Same problem here; XI R2 with Oracle 10g. We moved all repositories to a dedicated repository database server which is never taken down (hot-backup). We’ll also put some kind of monitoring on all CMS services and restart them if necessary (third party tool - activexperts network monitor).


JornGH (BOB member since 2003-02-21)

Whats the point stopping database and keep CMS running.


tannx :estonia: (BOB member since 2006-02-20)

Because sometimes it is inevitable - particularly if the repository database and XIR2 are on different machines (which they really should be). Systems go down, it’s a fact of life – the software should be resilient where possible.


dnewton :us: (BOB member since 2004-01-30)

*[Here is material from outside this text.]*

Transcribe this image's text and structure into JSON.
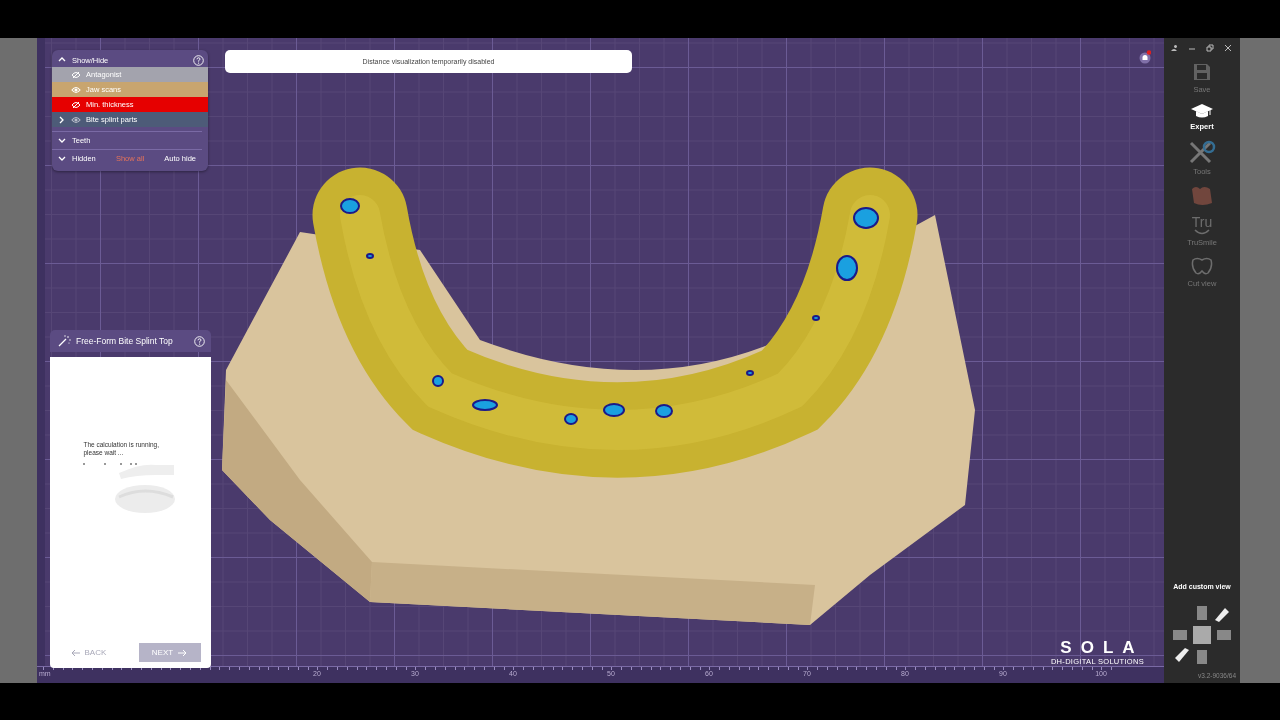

We never intend for our DBs to be down. In our case, we have cold-backups that run every so often on the DB servers. However, there can be other causes for a loss of connectivity with a database, network-related issues topping that list.

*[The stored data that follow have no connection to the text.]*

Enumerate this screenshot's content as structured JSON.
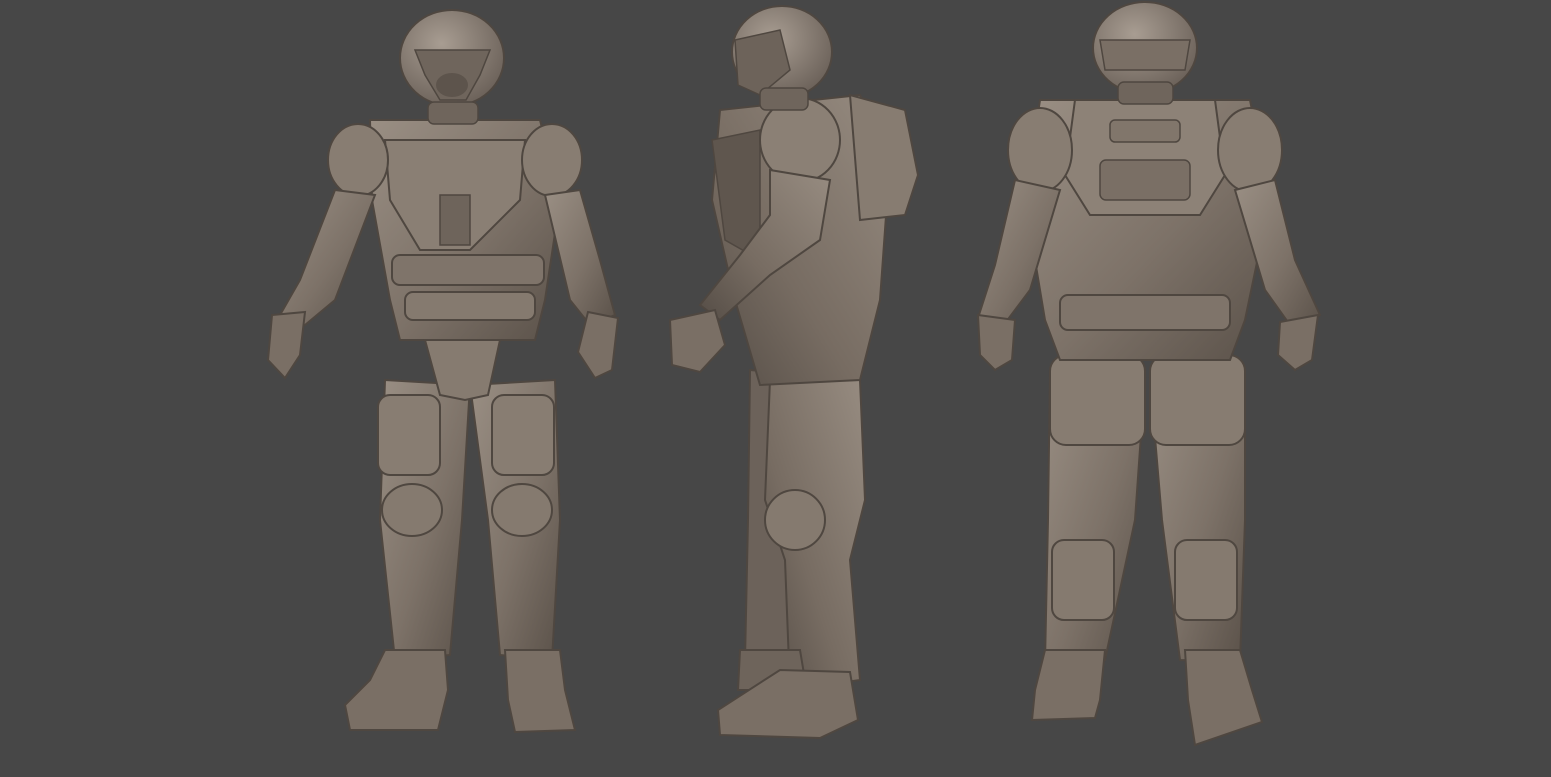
{
  "scene": {
    "background_color": "#474747",
    "clay_color": "#7d7268",
    "clay_shadow": "#4f4740",
    "clay_highlight": "#a0958a",
    "views": [
      {
        "id": "front",
        "icon": "figure-front"
      },
      {
        "id": "side",
        "icon": "figure-side"
      },
      {
        "id": "back",
        "icon": "figure-back"
      }
    ]
  }
}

My opinion is that the CMS should be able to recover from these types of issues. I hate to bring it up, but I never had a problem with this in BO 2.7 or 6.x :reallymad: IMHO, this behavior is a glaring flaw for a “world-class” enterprise product.

DJ


DJ06482 :us: (BOB member since 2002-11-22)

Have you entered a case with BO support, and asked them to enter a bug for it? If so, post the ADAPT number here and we can all individually ask to be associated with it too, to give it more weight.


dnewton :us: (BOB member since 2004-01-30)

I’ve entered a case, the ADAPT number is buried in the middle of the first page in this thread:

ADAPT00595957

dnewton, you’re absolutely right, the more people that request the enhancement, the more likely that it happens.

Thanks,

DJ


DJ06482 :us: (BOB member since 2002-11-22)

Hi Same problems

XiR2 SP1
Windows 2003 (Clustered with 6 machines, 2 web 4 app)
oracle 9i

Any time the databae connection is lost the CMS goes down and often does not recover.

if the time on the boxes differs by >5min the CMS goes down

Nice to know im not alone.
Rob.


madrob101 :uk: (BOB member since 2005-11-10)

You have to set the time on your servers to be same other wise CMSes will not start, this is not a bug :wink:


Sheshachala5 :india: (BOB member since 2004-01-09)